When all else fails, you can always just pick up chairs, boxes and ashtrays and toss them at surprised foes. A ceramic dish full of cigar ash is a surprisingly decent weapon, in a pinch, but can also serve as a distraction if you’d rather avoid getting set on fire or having your face torn off.

Speaking of bludgeoning aliens with ashtrays, Prey’s tone is one of its biggest surprises. It’s absolutely not a horror game. It makes a few sophomoric attempts at horror, sure, with poorly-timed jump scares and PG-13 gore, but it’s more of a thriller with a big dose of wackiness, where you can turn into a pizza box one minute and get unnerved by the paranoia-inducing string and otherworldly synth soundtrack the next. And throughout, you’re questioning the nature of your reality and everyone’s motives. But while you’re doing this, don’t expect a peep out of stoic Morgan.

Morgan is, bizarrely, mute. You’ll hear his or her voice in recordings and videos and see their words in emails, but that’s it. Other characters will chat away as if you’re having a conversation, making it all the more unusual, and it reaches its bizarro peak when you’re having heart to hearts with family members and old friends but never utter a single syllable.
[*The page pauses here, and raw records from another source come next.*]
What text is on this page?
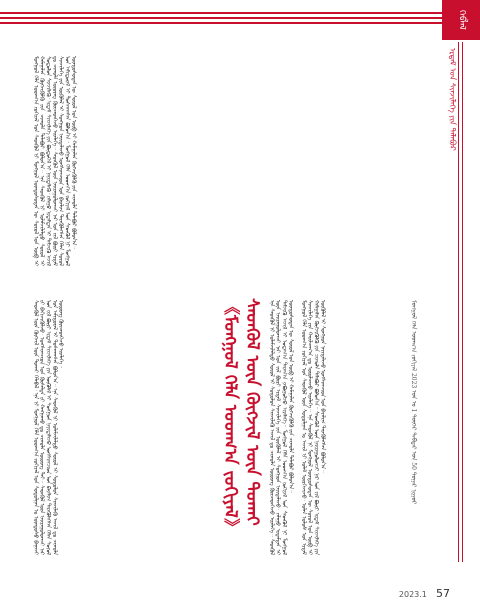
ᠬᠡᠪᠯᠡᠯ

ᠡᠷᠳᠡᠮ ᠤᠨ ᠰᠢᠨᠵᠢᠯᠡᠭᠡ ᠶᠢᠨ ᠲᠠᠯᠠᠪᠤᠷ

ᠮᠣᠩᠭᠣᠯ ᠬᠡᠯᠡ ᠤᠳᠬ᠎ᠠ ᠵᠣᠬᠢᠶᠠᠯ ᠤᠨ ᠰᠡᠳᠬᠦᠯ ᠨᠢ ᠮᠣᠩᠭᠣᠯ ᠦᠨᠳᠦᠰᠦᠲᠡᠨ ᠦ ᠰᠣᠶᠤᠯ ᠤᠨ ᠥᠪ ᠢ ᠬᠠᠮᠠᠭᠠᠯᠠᠨ ᠬᠥᠭᠵᠢᠭᠦᠯᠬᠦ ᠶᠢᠨ ᠴᠢᠬᠤᠯᠠ ᠲᠠᠯᠠᠪᠤᠷ ᠪᠣᠯᠤᠨ᠎ᠠ᠃ ᠡᠨᠡ ᠰᠡᠳᠬᠦᠯ ᠨᠢ ᠤᠯᠠᠮᠵᠢᠯᠠᠯᠲᠤ ᠰᠣᠶᠤᠯ ᠢ ᠰᠤᠳᠤᠯᠤᠨ ᠰᠢᠨᠵᠢᠯᠡᠬᠦ᠂ ᠡᠷᠳᠡᠮ ᠰᠢᠨᠵᠢᠯᠡᠭᠡ ᠶᠢᠨ ᠪᠦᠲᠦᠭᠡᠯ ᠢ ᠨᠡᠶᠢᠲᠡᠯᠡᠬᠦ᠂ ᠵᠠᠯᠠᠭᠤ ᠡᠷᠳᠡᠮᠲᠡᠨ ᠢ ᠳᠡᠮᠵᠢᠬᠦ ᠠᠵᠢᠯ ᠳᠤ ᠴᠢᠬᠤᠯᠠ ᠦᠦᠷᠡᠭ ᠭᠦᠢᠴᠡᠳᠭᠡᠵᠦ ᠢᠷᠡᠯᠡᠭᠡ᠃ ᠰᠡᠳᠬᠦᠯ ᠦᠨ ᠨᠠᠢᠷᠠᠭᠤᠯᠤᠭᠴᠢ ᠨᠠᠷ ᠣᠨ ᠵᠢᠯ ᠪᠦᠷᠢ ᠡᠷᠳᠡᠮ ᠰᠢᠨᠵᠢᠯᠡᠭᠡ ᠶᠢᠨ ᠥᠭᠦᠯᠡᠯ ᠢ ᠰᠣᠩᠭᠣᠨ ᠨᠡᠶᠢᠲᠡᠯᠡᠵᠦ ᠤᠩᠰᠢᠭᠴᠢᠳ ᠤᠨ ᠪᠠᠶᠠᠯᠢᠭ ᠲᠡᠷᠡᠭᠦᠯᠡᠭᠰᠡᠨ ᠬᠡᠯᠡᠨ ᠰᠣᠶᠤᠯ ᠤᠨ ᠠᠮᠢᠳᠤᠷᠠᠯ ᠢ ᠲᠤᠰᠬᠠᠭᠰᠠᠨ ᠪᠣᠯᠤᠨ᠎ᠠ᠃ ᠮᠣᠩᠭᠣᠯ ᠬᠡᠯᠡ ᠤᠳᠬ᠎ᠠ ᠵᠣᠬᠢᠶᠠᠯ ᠤᠨ ᠰᠡᠳᠬᠦᠯ ᠨᠢ ᠮᠣᠩᠭᠣᠯ ᠦᠨᠳᠦᠰᠦᠲᠡᠨ ᠦ ᠰᠣᠶᠤᠯ ᠤᠨ ᠥᠪ ᠢ ᠬᠠᠮᠠᠭᠠᠯᠠᠨ ᠬᠥᠭᠵᠢᠭᠦᠯᠬᠦ ᠶᠢᠨ ᠴᠢᠬᠤᠯᠠ ᠲᠠᠯᠠᠪᠤᠷ ᠪᠣᠯᠤᠨ᠎ᠠ᠃

《ᠮᠣᠩᠭᠣᠯ ᠬᠡᠯᠡ ᠤᠳᠬ᠎ᠠ ᠵᠣᠬᠢᠶᠠᠯ》 ᠰᠡᠳᠬᠦᠯ ᠦᠨ ᠬᠥᠭᠵᠢᠯ ᠦᠨ ᠲᠤᠬᠠᠢ ᠡᠨᠡ ᠰᠡᠳᠬᠦᠯ ᠨᠢ ᠤᠯᠠᠮᠵᠢᠯᠠᠯᠲᠤ ᠰᠣᠶᠤᠯ ᠢ ᠰᠤᠳᠤᠯᠤᠨ ᠰᠢᠨᠵᠢᠯᠡᠬᠦ ᠠᠵᠢᠯ ᠳᠤ ᠴᠢᠬᠤᠯᠠ ᠦᠦᠷᠡᠭ ᠭᠦᠢᠴᠡᠳᠭᠡᠵᠦ ᠢᠷᠡᠯᠡᠭᠡ᠃ ᠰᠡᠳᠬᠦᠯ ᠦᠨ ᠨᠠᠢᠷᠠᠭᠤᠯᠤᠭᠴᠢ ᠨᠠᠷ ᠣᠨ ᠵᠢᠯ ᠪᠦᠷᠢ ᠡᠷᠳᠡᠮ ᠰᠢᠨᠵᠢᠯᠡᠭᠡ ᠶᠢᠨ ᠥᠭᠦᠯᠡᠯ ᠢ ᠰᠣᠩᠭᠣᠨ ᠨᠡᠶᠢᠲᠡᠯᠡᠵᠦ᠂ ᠵᠠᠯᠠᠭᠤ ᠡᠷᠳᠡᠮᠲᠡᠨ ᠢ ᠳᠡᠮᠵᠢᠬᠦ ᠠᠵᠢᠯ ᠢ ᠤᠳᠠᠭ᠎ᠠ ᠳᠠᠷᠠᠭ᠎ᠠ ᠶᠠᠪᠤᠭᠤᠯᠵᠤ ᠢᠷᠡᠯᠡᠭᠡ᠃ ᠮᠣᠩᠭᠣᠯ ᠬᠡᠯᠡ ᠤᠳᠬ᠎ᠠ ᠵᠣᠬᠢᠶᠠᠯ ᠤᠨ ᠰᠡᠳᠬᠦᠯ ᠨᠢ ᠮᠣᠩᠭᠣᠯ ᠦᠨᠳᠦᠰᠦᠲᠡᠨ ᠦ ᠰᠣᠶᠤᠯ ᠤᠨ ᠥᠪ ᠢ ᠬᠠᠮᠠᠭᠠᠯᠠᠨ ᠬᠥᠭᠵᠢᠭᠦᠯᠬᠦ ᠶᠢᠨ ᠴᠢᠬᠤᠯᠠ ᠲᠠᠯᠠᠪᠤᠷ ᠪᠣᠯᠤᠨ᠎ᠠ᠃

ᠰᠡᠳᠬᠦᠯ ᠦᠨ ᠬᠥᠭᠵᠢᠯ ᠦᠨ ᠲᠤᠬᠠᠢ ᠬᠡᠯᠡᠪᠡᠯ᠂ ᠡᠨᠡ ᠨᠢ ᠮᠣᠩᠭᠣᠯ ᠬᠡᠯᠡ ᠤᠳᠬ᠎ᠠ ᠵᠣᠬᠢᠶᠠᠯ ᠤᠨ ᠰᠤᠳᠤᠯᠭᠠᠨ ᠤ ᠦᠨᠳᠦᠰᠦ ᠪᠠᠭᠠᠵᠢ ᠶᠢ ᠪᠡᠬᠢᠵᠢᠭᠦᠯᠵᠦ᠂ ᠤᠩᠰᠢᠭᠴᠢᠳ ᠤᠨ ᠬᠦᠰᠡᠯᠲᠡ ᠶᠢ ᠬᠠᠩᠭᠠᠬᠤ ᠳᠤ ᠴᠢᠬᠤᠯᠠ ᠦᠦᠷᠡᠭ ᠲᠡᠢ᠃ ᠰᠡᠳᠬᠦᠯ ᠦᠨ ᠨᠠᠢᠷᠠᠭᠤᠯᠤᠭᠴᠢ ᠨᠠᠷ ᠣᠨ ᠵᠢᠯ ᠪᠦᠷᠢ ᠡᠷᠳᠡᠮ ᠰᠢᠨᠵᠢᠯᠡᠭᠡ ᠶᠢᠨ ᠥᠭᠦᠯᠡᠯ ᠢ ᠰᠣᠩᠭᠣᠨ ᠨᠡᠶᠢᠲᠡᠯᠡᠵᠦ ᠤᠩᠰᠢᠭᠴᠢᠳ ᠤᠨ ᠪᠠᠶᠠᠯᠢᠭ ᠲᠡᠷᠡᠭᠦᠯᠡᠭᠰᠡᠨ ᠬᠡᠯᠡᠨ ᠰᠣᠶᠤᠯ ᠤᠨ ᠠᠮᠢᠳᠤᠷᠠᠯ ᠢ ᠲᠤᠰᠬᠠᠭᠰᠠᠨ ᠪᠣᠯᠤᠨ᠎ᠠ᠃ ᠡᠨᠡ ᠰᠡᠳᠬᠦᠯ ᠨᠢ ᠤᠯᠠᠮᠵᠢᠯᠠᠯᠲᠤ ᠰᠣᠶᠤᠯ ᠢ ᠰᠤᠳᠤᠯᠤᠨ ᠰᠢᠨᠵᠢᠯᠡᠬᠦ ᠠᠵᠢᠯ ᠳᠤ ᠴᠢᠬᠤᠯᠠ ᠦᠦᠷᠡᠭ ᠭᠦᠢᠴᠡᠳᠭᠡᠵᠦ ᠢᠷᠡᠯᠡᠭᠡ᠃	ᠮᠣᠩᠭᠣᠯ ᠬᠡᠯᠡ ᠤᠳᠬ᠎ᠠ ᠵᠣᠬᠢᠶᠠᠯ 2023 ᠣᠨ ᠤ 1 ᠳᠦᠭᠡᠷ ᠳᠡᠪᠲᠡᠷ ᠤᠨ 50 ᠳᠤᠭᠠᠷ ᠨᠢᠭᠤᠷ

ᠮᠣᠩᠭᠣᠯ ᠬᠡᠯᠡ ᠤᠳᠬ᠎ᠠ ᠵᠣᠬᠢᠶᠠᠯ ᠤᠨ ᠰᠡᠳᠬᠦᠯ ᠦᠨ ᠰᠤᠳᠤᠯᠭᠠᠨ ᠤ ᠠᠵᠢᠯ ᠨᠢ ᠤᠯᠠᠮ ᠥᠷᠭᠡᠵᠢᠵᠦ᠂ ᠣᠯᠠᠨ ᠤᠯᠤᠰ ᠤᠨ ᠡᠷᠳᠡᠮ ᠰᠢᠨᠵᠢᠯᠡᠭᠡ ᠶᠢᠨ ᠬᠠᠷᠢᠯᠴᠠᠭ᠎ᠠ ᠳᠤ ᠣᠷᠣᠯᠴᠠᠵᠤ ᠢᠷᠡᠯᠡᠭᠡ᠃ ᠡᠨᠡ ᠰᠡᠳᠬᠦᠯ ᠨᠢ ᠮᠣᠩᠭᠣᠯ ᠦᠨᠳᠦᠰᠦᠲᠡᠨ ᠦ ᠰᠣᠶᠤᠯ ᠤᠨ ᠥᠪ ᠢ ᠬᠠᠮᠠᠭᠠᠯᠠᠨ ᠬᠥᠭᠵᠢᠭᠦᠯᠬᠦ ᠶᠢᠨ ᠴᠢᠬᠤᠯᠠ ᠲᠠᠯᠠᠪᠤᠷ ᠪᠣᠯᠤᠨ᠎ᠠ᠃ ᠰᠡᠳᠬᠦᠯ ᠦᠨ ᠨᠠᠢᠷᠠᠭᠤᠯᠤᠭᠴᠢ ᠨᠠᠷ ᠣᠨ ᠵᠢᠯ ᠪᠦᠷᠢ ᠡᠷᠳᠡᠮ ᠰᠢᠨᠵᠢᠯᠡᠭᠡ ᠶᠢᠨ ᠥᠭᠦᠯᠡᠯ ᠢ ᠰᠣᠩᠭᠣᠨ ᠨᠡᠶᠢᠲᠡᠯᠡᠵᠦ ᠤᠩᠰᠢᠭᠴᠢᠳ ᠤᠨ ᠪᠠᠶᠠᠯᠢᠭ ᠲᠡᠷᠡᠭᠦᠯᠡᠭᠰᠡᠨ ᠪᠣᠯᠤᠨ᠎ᠠ᠃

2023.1 57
It’s a particular shame because it’s a game with lots of well-developed characters.

Prey PC review

Prey uses an incredibly tired system to tell unexpectedly compelling stories. You’ll be reading a lot of emails and listening to a great many audio logs, but it is entirely worth it. Even dead members of Talos I’s crew get proper arcs, including a touching but tragic romance. There are a lot of corpses on the station, so many that they threaten to become perfectly normal, but they’re not just slabs of rotting meat. They’re people I care about, respect, and yes, sometimes greatly dislike, who I only learned about after their unfortunate demise. Discovering these friendships and grudges through messages and environmental storytelling brings the dying station to life.
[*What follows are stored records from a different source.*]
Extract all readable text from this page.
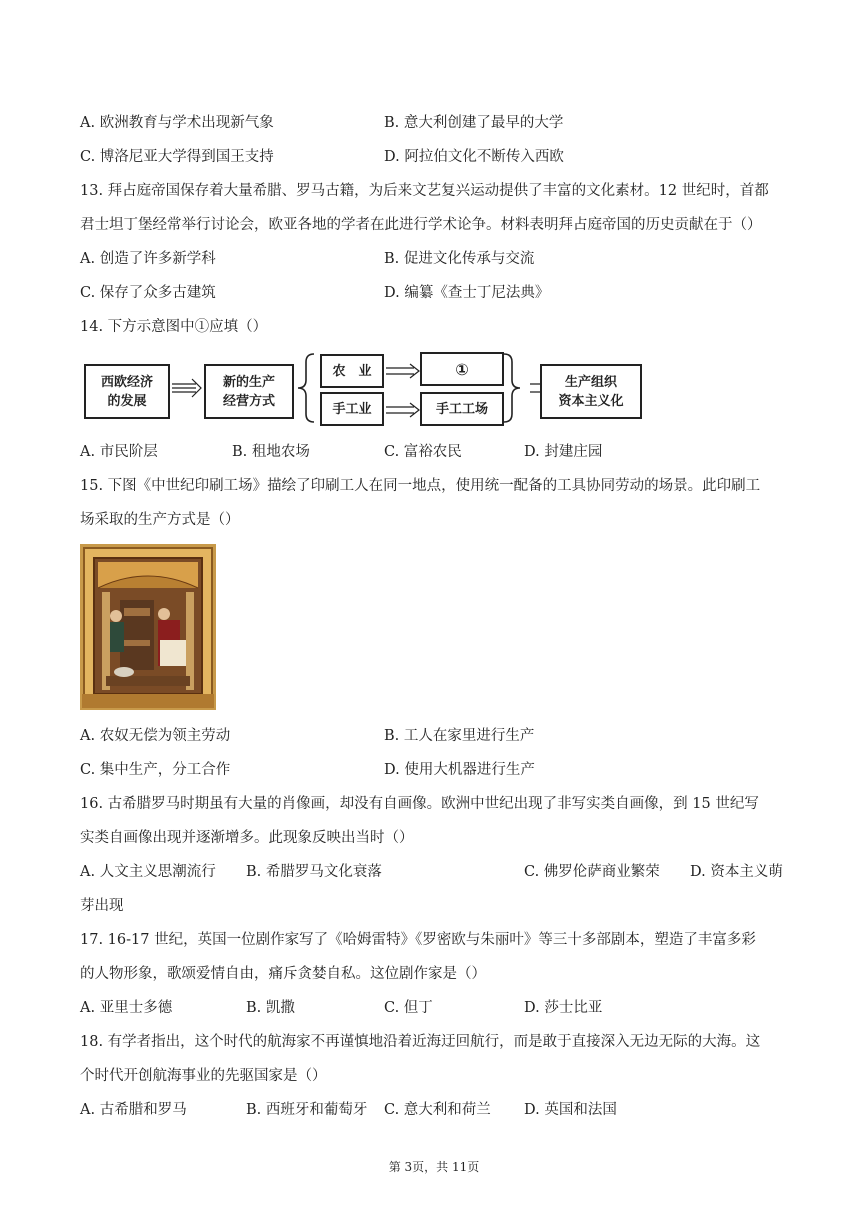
A. 欧洲教育与学术出现新气象	B. 意大利创建了最早的大学
C. 博洛尼亚大学得到国王支持	D. 阿拉伯文化不断传入西欧
13. 拜占庭帝国保存着大量希腊、罗马古籍，为后来文艺复兴运动提供了丰富的文化素材。12 世纪时，首都
君士坦丁堡经常举行讨论会，欧亚各地的学者在此进行学术论争。材料表明拜占庭帝国的历史贡献在于（）
A. 创造了许多新学科	B. 促进文化传承与交流
C. 保存了众多古建筑	D. 编纂《查士丁尼法典》
14. 下方示意图中①应填（）
西欧经济
的发展
新的生产
经营方式
农　业	①
手工业	手工工场
生产组织
资本主义化
A. 市民阶层	B. 租地农场	C. 富裕农民	D. 封建庄园
15. 下图《中世纪印刷工场》描绘了印刷工人在同一地点，使用统一配备的工具协同劳动的场景。此印刷工
场采取的生产方式是（）
A. 农奴无偿为领主劳动	B. 工人在家里进行生产
C. 集中生产，分工合作	D. 使用大机器进行生产
16. 古希腊罗马时期虽有大量的肖像画，却没有自画像。欧洲中世纪出现了非写实类自画像，到 15 世纪写
实类自画像出现并逐渐增多。此现象反映出当时（）
A. 人文主义思潮流行 B. 希腊罗马文化衰落	C. 佛罗伦萨商业繁荣 D. 资本主义萌
芽出现
17. 16-17 世纪，英国一位剧作家写了《哈姆雷特》《罗密欧与朱丽叶》等三十多部剧本，塑造了丰富多彩
的人物形象，歌颂爱情自由，痛斥贪婪自私。这位剧作家是（）
A. 亚里士多德	B. 凯撒	C. 但丁	D. 莎士比亚
18. 有学者指出，这个时代的航海家不再谨慎地沿着近海迂回航行，而是敢于直接深入无边无际的大海。这
个时代开创航海事业的先驱国家是（）
A. 古希腊和罗马	B. 西班牙和葡萄牙 C. 意大利和荷兰 D. 英国和法国
第 3页，共 11页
Connecting with the crew also blesses the side quests and even combat encounters with a greater impact. Some of the Typhon have mind control powers – because aliens – and I vividly recall the first time I was forced to fight a group of my fellow humans. I had no idea if I could avoid harming them, but I went out of my way to keep them safe, anyway, using no area-of-effect attacks, sneaking past them, trying to focus on the beastie commanding them. I was elated when I managed to win the fight with no human casualties. I knocked them out and then hid them somewhere safe. It turns out that this is part of the game’s unspoken morality system.

Prey PC review

Other moral choices are more overt: saving a one-time enemy. Rushing to rescue a group of suffocating survivors. And, of course, the main quest itself, where you’ve got to decide the fate of the station, a task you’re given right from the get-go. The dire situation means that most missions you accept or ignore feel like they have some sort of karmic impact, even if it’s not outright expressed while you’re doing it. It’s not a matter of scoring points, there’s no moral indicator and no XP – you help people because you want to. For most of the experience, Prey eschews the gamification of morality that’s so horribly present in the medium, and it makes these choices more meaningful, even though they’re still largely binary.
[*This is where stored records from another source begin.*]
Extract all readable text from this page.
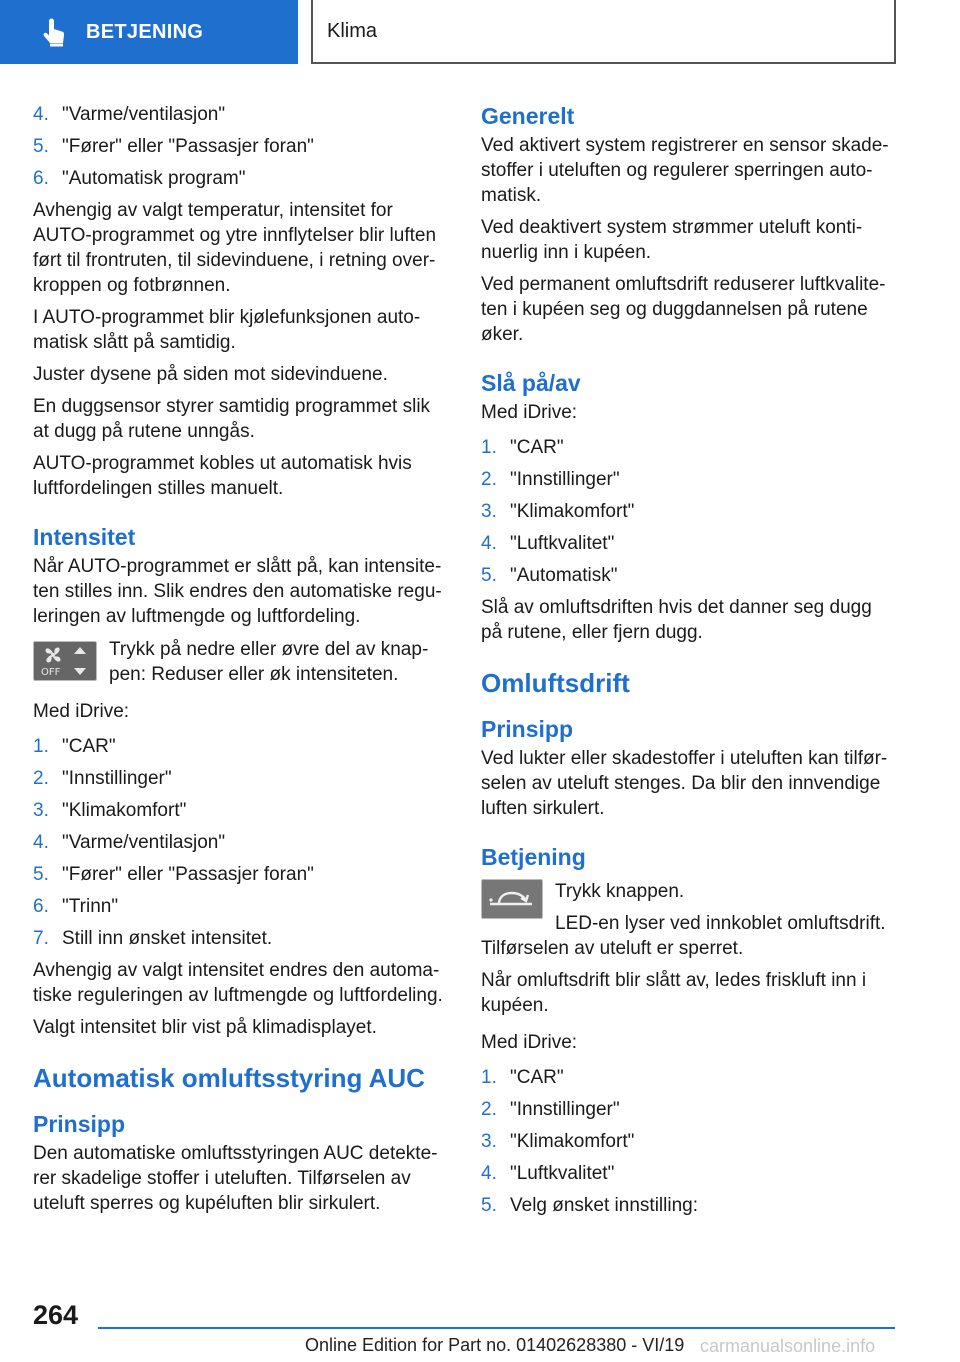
BETJENING	Klima
4. "Varme/ventilasjon"
5. "Fører" eller "Passasjer foran"
6. "Automatisk program"

Avhengig av valgt temperatur, intensitet for AUTO-programmet og ytre innflytelser blir luften ført til frontruten, til sidevinduene, i retning overkroppen og fotbrønnen.

I AUTO-programmet blir kjølefunksjonen automatisk slått på samtidig.

Juster dysene på siden mot sidevinduene.

En duggsensor styrer samtidig programmet slik at dugg på rutene unngås.

AUTO-programmet kobles ut automatisk hvis luftfordelingen stilles manuelt.

Intensitet

Når AUTO-programmet er slått på, kan intensiteten stilles inn. Slik endres den automatiske reguleringen av luftmengde og luftfordeling.

OFF
Trykk på nedre eller øvre del av knappen: Reduser eller øk intensiteten.

Med iDrive:

1. "CAR"
2. "Innstillinger"
3. "Klimakomfort"
4. "Varme/ventilasjon"
5. "Fører" eller "Passasjer foran"
6. "Trinn"
7. Still inn ønsket intensitet.

Avhengig av valgt intensitet endres den automatiske reguleringen av luftmengde og luftfordeling.

Valgt intensitet blir vist på klimadisplayet.

Automatisk omluftsstyring AUC
Prinsipp

Den automatiske omluftsstyringen AUC detekterer skadelige stoffer i uteluften. Tilførselen av uteluft sperres og kupéluften blir sirkulert.

Generelt

Ved aktivert system registrerer en sensor skadestoffer i uteluften og regulerer sperringen automatisk.

Ved deaktivert system strømmer uteluft kontinuerlig inn i kupéen.

Ved permanent omluftsdrift reduserer luftkvaliteten i kupéen seg og duggdannelsen på rutene øker.

Slå på/av

Med iDrive:

1. "CAR"
2. "Innstillinger"
3. "Klimakomfort"
4. "Luftkvalitet"
5. "Automatisk"

Slå av omluftsdriften hvis det danner seg dugg på rutene, eller fjern dugg.

Omluftsdrift
Prinsipp

Ved lukter eller skadestoffer i uteluften kan tilførselen av uteluft stenges. Da blir den innvendige luften sirkulert.

Betjening

Trykk knappen.

LED-en lyser ved innkoblet omluftsdrift.

Tilførselen av uteluft er sperret.

Når omluftsdrift blir slått av, ledes friskluft inn i kupéen.

Med iDrive:

1. "CAR"
2. "Innstillinger"
3. "Klimakomfort"
4. "Luftkvalitet"
5. Velg ønsket innstilling:
264
Online Edition for Part no. 01402628380 - VI/19 carmanualsonline.info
By the end, Prey flings everything at you, losing a lot of its nuance along the way. And when there are no more nooks and crannies left to explore, just lots of enemies to fight, its magic evaporates a little bit. Slow, methodical exploration is where it shines, and thankfully that’s still the bulk of the game. It’s weird, clever and Talos I is undoubtedly going to be high up in my list of best game locations. It’s not quite the revelation that Dishonored 2 was, lacking its precise combat and reactive foes, but it doesn’t have any of its performance problems either.

It’s more likely to be compared to BioShock and System Shock 2, of course, but Prey can stand on its own. A lot of the design philosophy might be familiar, but it’s that first lesson introduced by the Mimics – nothing is as it seems – that truly defines it. It’s a game of surprises and lies, with fake endings and fake mugs. You shouldn’t trust it, but it absolutely trusts you and your wits to find your own solutions to its myriad conundrums and obstacles.